Obviously, fingerprint distances that are large with the original fingerprint should remain large with the compressed fingerprint. In the same way, short distances should remain short. If this is the case, all the points in a correlation plot between the fingerprint distances arising from the original and the compressed fingerprint will lie on or close to the diagonal. If there are points far away from the diagonal and, in particular, if some fingerprint distances of the compressed fingerprint are small, whereas the original distances are large, there is a loss of information.

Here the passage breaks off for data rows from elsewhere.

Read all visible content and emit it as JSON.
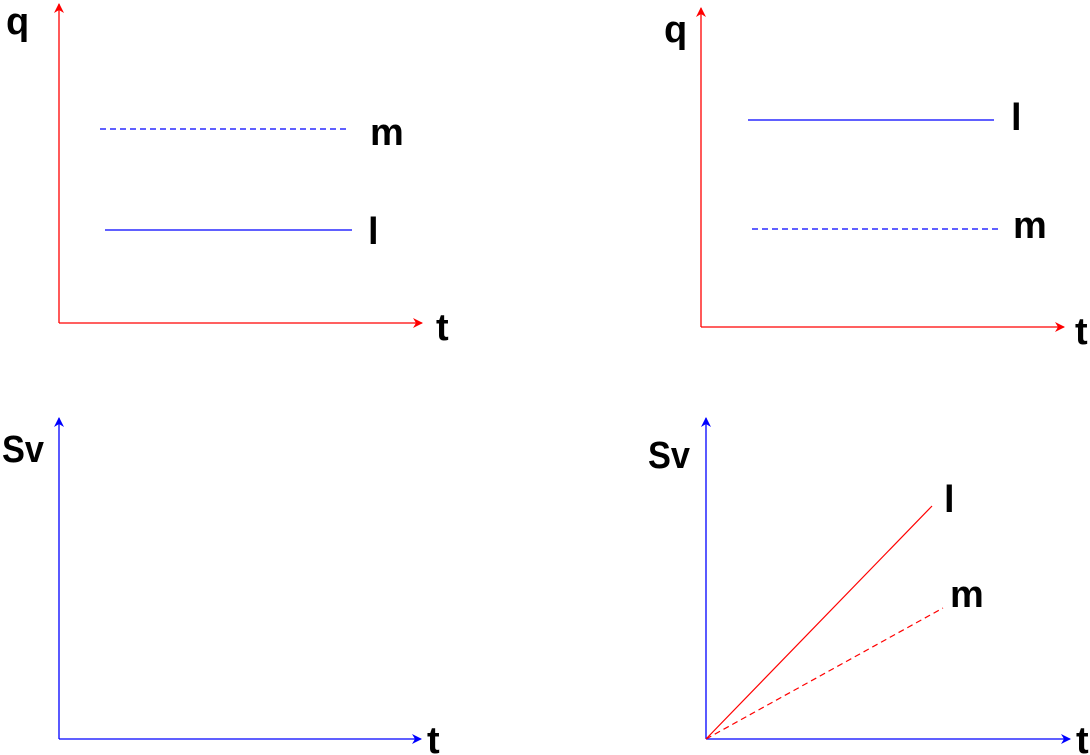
{
  "colors": {
    "charge_axes": "#ff0000",
    "charge_lines": "#0000ff",
    "sv_axes": "#0000ff",
    "sv_lines": "#ff0000"
  },
  "panels": {
    "top_left": {
      "y_label": "q",
      "x_label": "t",
      "upper_label": "m",
      "lower_label": "l"
    },
    "top_right": {
      "y_label": "q",
      "x_label": "t",
      "upper_label": "l",
      "lower_label": "m"
    },
    "bottom_left": {
      "y_label": "Sv",
      "x_label": "t"
    },
    "bottom_right": {
      "y_label": "Sv",
      "x_label": "t",
      "upper_label": "l",
      "lower_label": "m"
    }
  }
}
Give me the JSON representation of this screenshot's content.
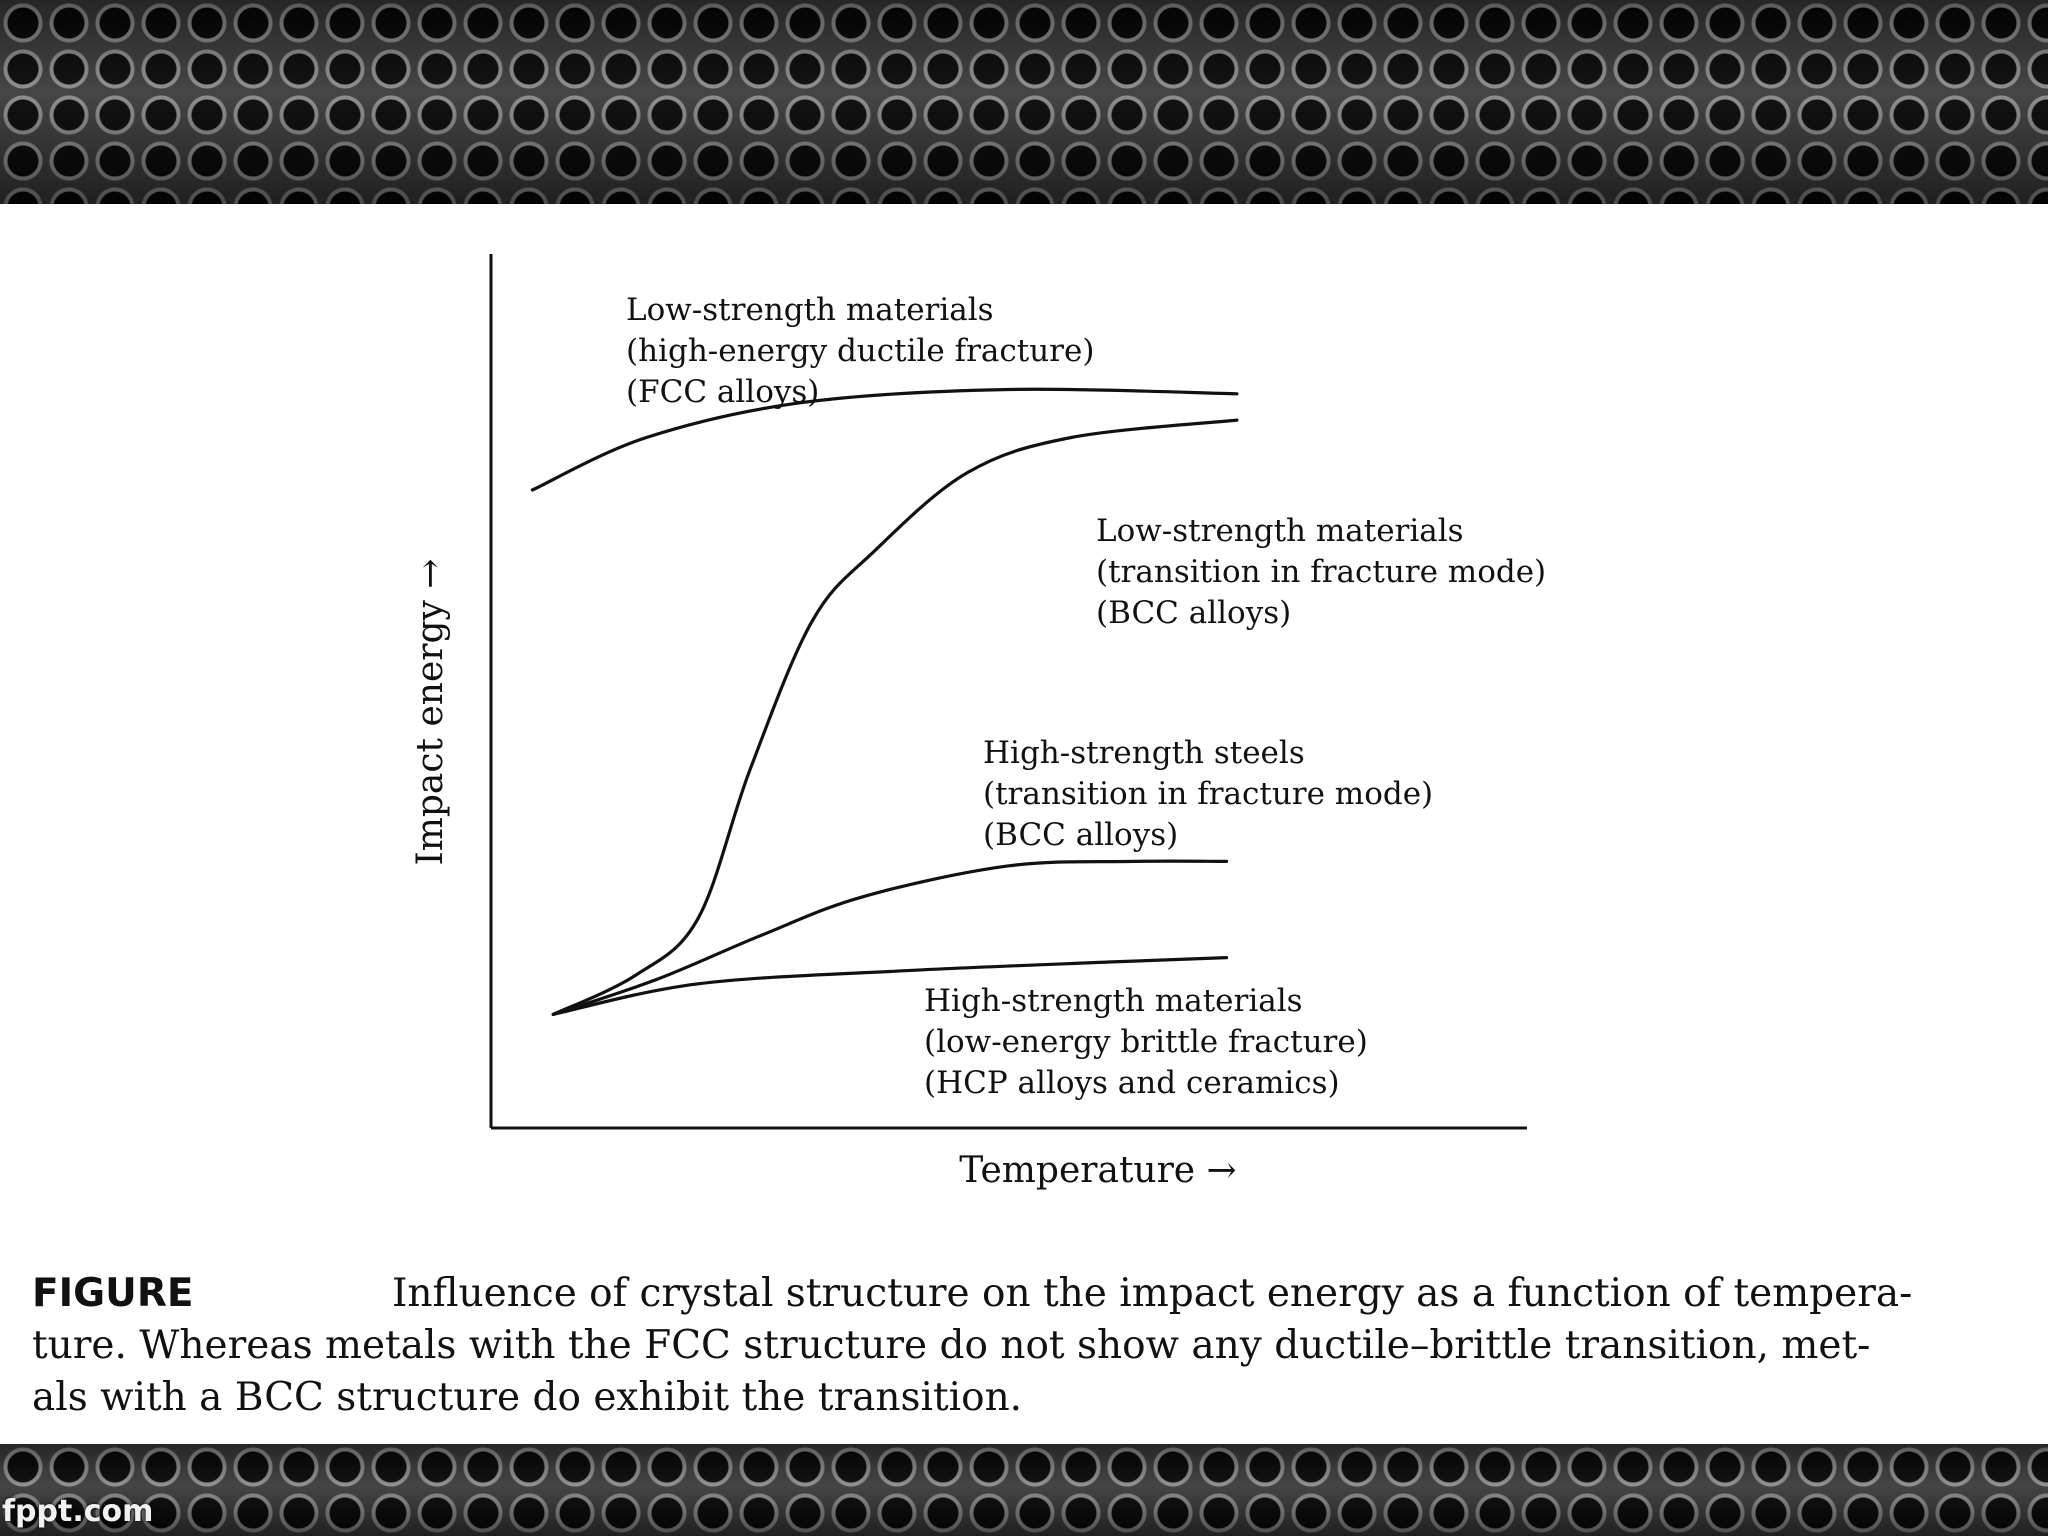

In Fig. 7, we show the correlation plot between the original fingerprints and the LS- and CUR-reduced fingerprints using OM, SOAP,^{5} atom-centered Behler–Parrinello symmetry functions (ACSF),^{6,43} and Zernike fingerprints^{44} for our above-mentioned test of 1000 C_{60} clusters with 1000 × 60 atomic environments. We used the same fingerprint parameters for OM as in Sec. III A. For SOAP, we used the following parameters: *l*_{max} = *n*_{max} = 8, *r*_{δ} = 4.0 Å, and *σ* = 0.5 Å. We used the standard parameters for ACSF.^{6} For Zernike, we used *n*_{max} = 20. The cutoff radius is 6 Å for all the fingerprints. The software QUIP^{45} is used to generate the ACSF and SOAP fingerprints. For the Zernike fingerprint, we used the software atomistic machine-learning package (AMP).^{44} We reduced the length of the fingerprints to *l* = 16 in all cases. As can be seen in Fig. 7, the correlation is almost diagonal in the case of LS, which indicates that vast majority of the information of the original fingerprint is retained in the LS-reduced fingerprint. There are, however, some deviations from the diagonal in the correlation plot between the original fingerprint and CUR-reduced fingerprint, which indicates that some information is lost in the CUR-decomposition.

## IV. CONCLUSION

We have introduced an algorithm to construct a largest simplex in the space spanned by a large set of atomic environment fingerprint vectors. The number of corners of this LS gives the effective dimension of the fingerprint vector space. The corners themselves represent landmark environments that can be used to analyze structures with a large number of atoms in a fully automatic way. Hence, in contrast to other methods, it is not necessary to include into our analysis tool criteria that are based on human expectations of what kind of environments are expected to be encountered in this system. We show that this analysis method can be used to detect grain boundaries and other typical environments in multi-grain metallic systems and to classify atomic environments in a carbon cluster in a way that is consistent with basic chemical intuition. Since only those components of the fingerprint vector that are inside the space spanned by the LS are relevant, projecting the fingerprint into the space spanned by the LS reduces the length of the fingerprint without any significant loss of information. Therefore, the method can also be used as a data compression method for fingerprints.

## SUPPLEMENTARY MATERIAL

See the supplementary material for the structures in Fig. 6.

## ACKNOWLEDGMENTS

The authors thank Dr. Pablo Piaggi for providing us the nanocrystalline Al data. The authors acknowledge that this research was supported by NCCR MARVEL and funded by the Swiss National Science Foundation. Structures were visualized using VESTA^{46} and Ovito^{41} packages. The calculations were performed on the computational resources of the Swiss National Supercomputer (CSCS) under project s963 and on the Scicore computing center of the University of Basel.

## DATA AVAILABILITY

The data that support the findings of this study are available from the corresponding author upon reasonable request.